SpyNote spyware targets European bank customers with aggressive campaigns

SpyNote's threat landscape and mechanism

SpyNote, an Android banking trojan, also known as SpyMax, has escalated into a cybersecurity nightmare by persistently targeting various European customers across different banks, most aggressively during June and July 2023. Cleafy, the Italian cybersecurity firm, has detailed the new surge of attacks in the report.^[1]

This research aims to show some new details about how TAs are using SpyNote and social engineering techniques to perform Account Takeover attacks (ATO) and on-device fraud (ODF) against customers of several banks in Europe.

This malware operates by manipulating Android's accessibility permissions, thereby allowing itself the necessary privileges to function as a dangerous tool in the hands of cybercriminals. Its functionality goes beyond traditional spyware operations, performing bank fraud, a combination that marks its distinction in the malware world.

The SpyNote attack typically commences with an SMS or email disguised as a legitimate banking communication, urging victims to install a fraudulent banking app. Victims, when clicking the link, are redirected to the legitimate TeamViewer QuickSupport app on the Google Play Store. Attackers exploit this app to gain remote access to the victim's device and stealthily install malware.

This strategy has been further leveraged by using TeamViewer as a conduit, with attackers even calling victims and impersonating bank operators. Such a multi-pronged approach, which involves remote access trojan (RAT) capabilities, vishing attacks, and social engineering, has proved highly effective.

SpyNote’s functionality is indeed versatile, able to access a wide array of information from infected devices. From geolocation data and keystrokes to screen recordings and SMS messages, the scope of data gathered is vast, with capabilities even to bypass SMS-based two-factor authentication (2FA).

Sophisticated techniques, targets, and link to other threat actors

Once established on a device, SpyNote unveils its full threat potential. Beyond the mere collection of data, it leverages sophisticated techniques such as code obfuscation, anti-emulator controls, and prevention of manual removal by hiding the application icon.

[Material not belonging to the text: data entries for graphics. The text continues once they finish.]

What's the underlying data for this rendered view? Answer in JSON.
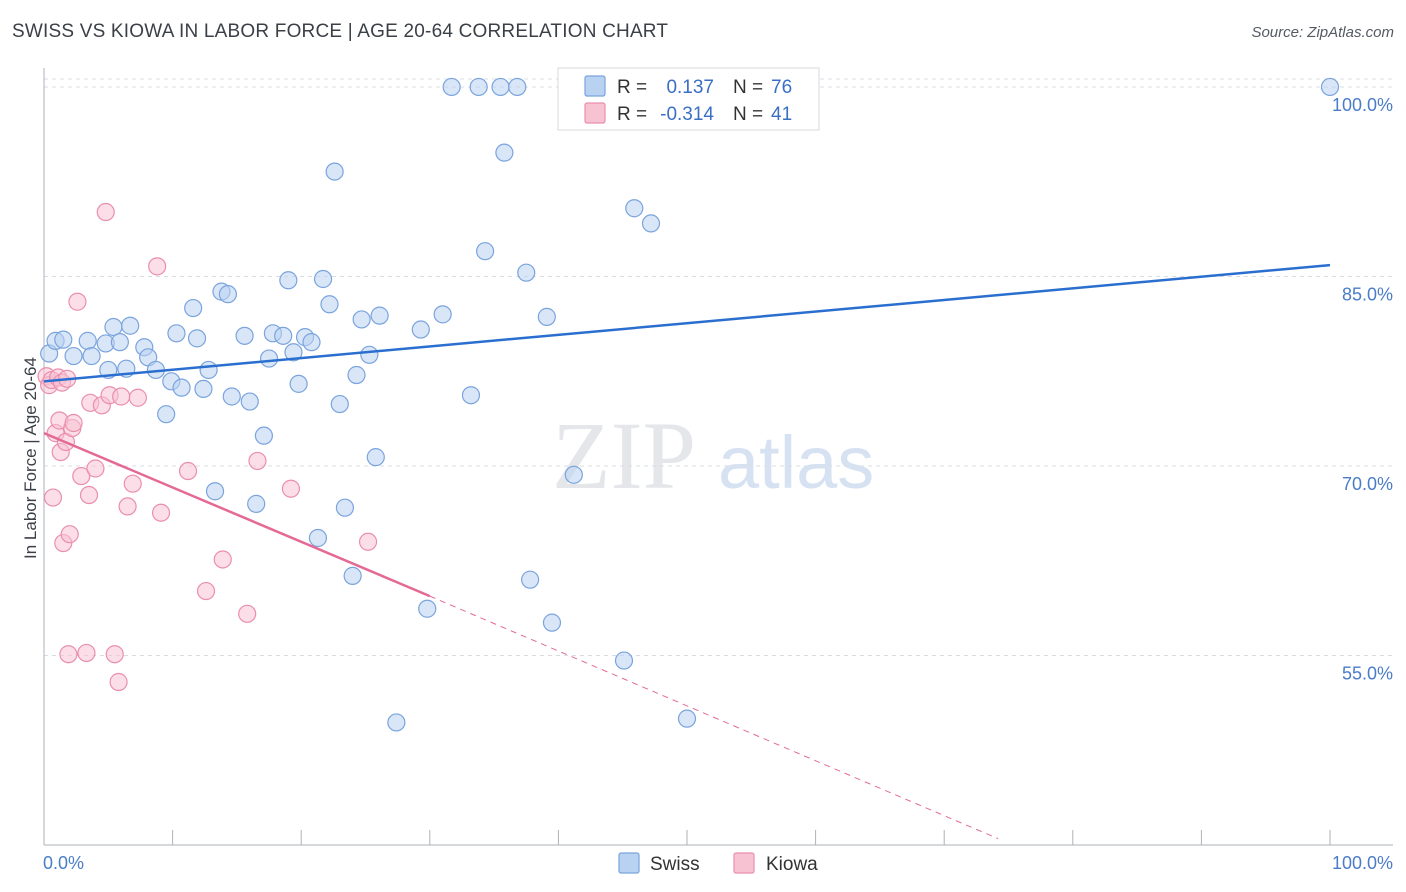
{
  "header": {
    "title": "SWISS VS KIOWA IN LABOR FORCE | AGE 20-64 CORRELATION CHART",
    "source": "Source: ZipAtlas.com"
  },
  "watermark": {
    "zip": "ZIP",
    "atlas": "atlas"
  },
  "colors": {
    "swiss_fill": "#b9d2f2",
    "swiss_stroke": "#7aa4dd",
    "swiss_line": "#2a6fd0",
    "kiowa_fill": "#f7c3d3",
    "kiowa_stroke": "#ea8fae",
    "kiowa_line": "#e46a95",
    "grid": "#d9dde3",
    "tick_text": "#4a7cc7"
  },
  "chart_data": {
    "type": "scatter",
    "title": "SWISS VS KIOWA IN LABOR FORCE | AGE 20-64 CORRELATION CHART",
    "xlabel": "",
    "ylabel": "In Labor Force | Age 20-64",
    "xlim": [
      0,
      100
    ],
    "ylim": [
      40,
      101.5
    ],
    "x_tick_labels": [
      "0.0%",
      "100.0%"
    ],
    "y_ticks": [
      100,
      85,
      70,
      55
    ],
    "y_tick_labels": [
      "100.0%",
      "85.0%",
      "70.0%",
      "55.0%"
    ],
    "legend": [
      {
        "name": "Swiss",
        "r_label": "R =",
        "r_value": "0.137",
        "n_label": "N =",
        "n_value": "76"
      },
      {
        "name": "Kiowa",
        "r_label": "R =",
        "r_value": "-0.314",
        "n_label": "N =",
        "n_value": "41"
      }
    ],
    "series": [
      {
        "name": "Swiss",
        "trend": {
          "x0": 0,
          "y0": 76.7,
          "x1": 100,
          "y1": 85.9
        },
        "points": [
          [
            0.4,
            78.9
          ],
          [
            0.9,
            79.9
          ],
          [
            1.5,
            80.0
          ],
          [
            2.3,
            78.7
          ],
          [
            3.4,
            79.9
          ],
          [
            3.7,
            78.7
          ],
          [
            4.8,
            79.7
          ],
          [
            5.0,
            77.6
          ],
          [
            5.4,
            81.0
          ],
          [
            5.9,
            79.8
          ],
          [
            6.4,
            77.7
          ],
          [
            6.7,
            81.1
          ],
          [
            7.8,
            79.4
          ],
          [
            8.1,
            78.6
          ],
          [
            8.7,
            77.6
          ],
          [
            9.5,
            74.1
          ],
          [
            9.9,
            76.7
          ],
          [
            10.3,
            80.5
          ],
          [
            10.7,
            76.2
          ],
          [
            11.6,
            82.5
          ],
          [
            11.9,
            80.1
          ],
          [
            12.4,
            76.1
          ],
          [
            12.8,
            77.6
          ],
          [
            13.3,
            68.0
          ],
          [
            13.8,
            83.8
          ],
          [
            14.3,
            83.6
          ],
          [
            14.6,
            75.5
          ],
          [
            15.6,
            80.3
          ],
          [
            16.0,
            75.1
          ],
          [
            16.5,
            67.0
          ],
          [
            17.1,
            72.4
          ],
          [
            17.5,
            78.5
          ],
          [
            17.8,
            80.5
          ],
          [
            18.6,
            80.3
          ],
          [
            19.0,
            84.7
          ],
          [
            19.4,
            79.0
          ],
          [
            19.8,
            76.5
          ],
          [
            20.3,
            80.2
          ],
          [
            20.8,
            79.8
          ],
          [
            21.3,
            64.3
          ],
          [
            21.7,
            84.8
          ],
          [
            22.2,
            82.8
          ],
          [
            22.6,
            93.3
          ],
          [
            23.0,
            74.9
          ],
          [
            23.4,
            66.7
          ],
          [
            24.0,
            61.3
          ],
          [
            24.3,
            77.2
          ],
          [
            24.7,
            81.6
          ],
          [
            25.3,
            78.8
          ],
          [
            25.8,
            70.7
          ],
          [
            26.1,
            81.9
          ],
          [
            27.4,
            49.7
          ],
          [
            29.3,
            80.8
          ],
          [
            29.8,
            58.7
          ],
          [
            31.0,
            82.0
          ],
          [
            31.7,
            100.0
          ],
          [
            33.2,
            75.6
          ],
          [
            33.8,
            100.0
          ],
          [
            34.3,
            87.0
          ],
          [
            35.5,
            100.0
          ],
          [
            35.8,
            94.8
          ],
          [
            36.8,
            100.0
          ],
          [
            37.5,
            85.3
          ],
          [
            37.8,
            61.0
          ],
          [
            39.1,
            81.8
          ],
          [
            39.5,
            57.6
          ],
          [
            41.2,
            69.3
          ],
          [
            45.1,
            54.6
          ],
          [
            45.9,
            90.4
          ],
          [
            47.2,
            89.2
          ],
          [
            50.0,
            50.0
          ],
          [
            100.0,
            100.0
          ]
        ]
      },
      {
        "name": "Kiowa",
        "trend": {
          "x0": 0,
          "y0": 72.6,
          "x1": 30,
          "y1": 59.7
        },
        "trend_dashed": {
          "x0": 30,
          "y0": 59.7,
          "x1": 74.2,
          "y1": 40.5
        },
        "points": [
          [
            0.2,
            77.1
          ],
          [
            0.4,
            76.4
          ],
          [
            0.6,
            76.8
          ],
          [
            0.7,
            67.5
          ],
          [
            0.9,
            72.6
          ],
          [
            1.1,
            77.0
          ],
          [
            1.2,
            73.6
          ],
          [
            1.3,
            71.1
          ],
          [
            1.4,
            76.6
          ],
          [
            1.5,
            63.9
          ],
          [
            1.7,
            71.9
          ],
          [
            1.8,
            76.9
          ],
          [
            1.9,
            55.1
          ],
          [
            2.0,
            64.6
          ],
          [
            2.2,
            73.0
          ],
          [
            2.3,
            73.4
          ],
          [
            2.6,
            83.0
          ],
          [
            2.9,
            69.2
          ],
          [
            3.3,
            55.2
          ],
          [
            3.5,
            67.7
          ],
          [
            3.6,
            75.0
          ],
          [
            4.0,
            69.8
          ],
          [
            4.5,
            74.8
          ],
          [
            4.8,
            90.1
          ],
          [
            5.1,
            75.6
          ],
          [
            5.5,
            55.1
          ],
          [
            5.8,
            52.9
          ],
          [
            6.0,
            75.5
          ],
          [
            6.5,
            66.8
          ],
          [
            6.9,
            68.6
          ],
          [
            7.3,
            75.4
          ],
          [
            8.8,
            85.8
          ],
          [
            9.1,
            66.3
          ],
          [
            11.2,
            69.6
          ],
          [
            12.6,
            60.1
          ],
          [
            13.9,
            62.6
          ],
          [
            15.8,
            58.3
          ],
          [
            16.6,
            70.4
          ],
          [
            19.2,
            68.2
          ],
          [
            25.2,
            64.0
          ]
        ]
      }
    ]
  }
}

These evasion techniques comprise a blend of complex strategies, including the use of redundant or junk code to slow down static analysis and conducting checks for emulation or sandboxed environments. Such measures ensure that malware's operation is limited to genuine victim devices, making it harder for security experts to analyze.

SpyNote's connections with other cyber threats add to its dangerous nature. There are observed links to the hack-for-hire operation known as Bahamut, which overlaps with the DoNot Team,^[2] a known nation-state actor. Moreover, SpyNote shares identical features with an app housing Android malware dubbed CoverIm.

The precise details of the social engineering facet of the assault remain ambiguous, but it is recognized that Bahamut often depends on fabricated identities on platforms like Facebook and Instagram. By posing as technology recruiters for prominent tech firms, journalists, students, or activists, they cunningly deceive unsuspecting users into inadvertently downloading malware onto their devices.^[3]

These intricate connections, shared techniques, and simultaneous campaigns across different regions highlight a potentially coordinated, widespread effort. Such alignment makes SpyNote an even more significant threat, necessitating a comprehensive understanding of its evolving strategies.

Continuing threat and need for defense measures

SpyNote's continuous and aggressive campaigns signal a clear warning to the cybersecurity community. Cleafy's detailed report not only highlights the surge in spyware infections but also emphasizes that data-collecting Android malware can shift and expand its capabilities beyond that relatively quickly.

The situation became graver after the leak of SpyNote’s source code in October 2022, opening doors to numerous cybercriminals. Each of them now has access to a sophisticated trojan tool, reinforcing fears regarding the large-scale utilization of this highly capable spyware. ThreatFabric security researchers wrote about it being available on GitHub:^[4]

In October 2022, the source code was made available as open-source via GitHub, after a leak and a few scamming incidents in hacking forums, where actors would impersonate the original threat actor to steal money from other criminals.

Cleafy concludes that vigilance, updated security measures, and strong two-factor authentication procedures are paramount. They characterize the recent SpyNote campaign as one of the most aggressive in recent times and anticipate continued exploitation due to the malware's multifaceted functionalities.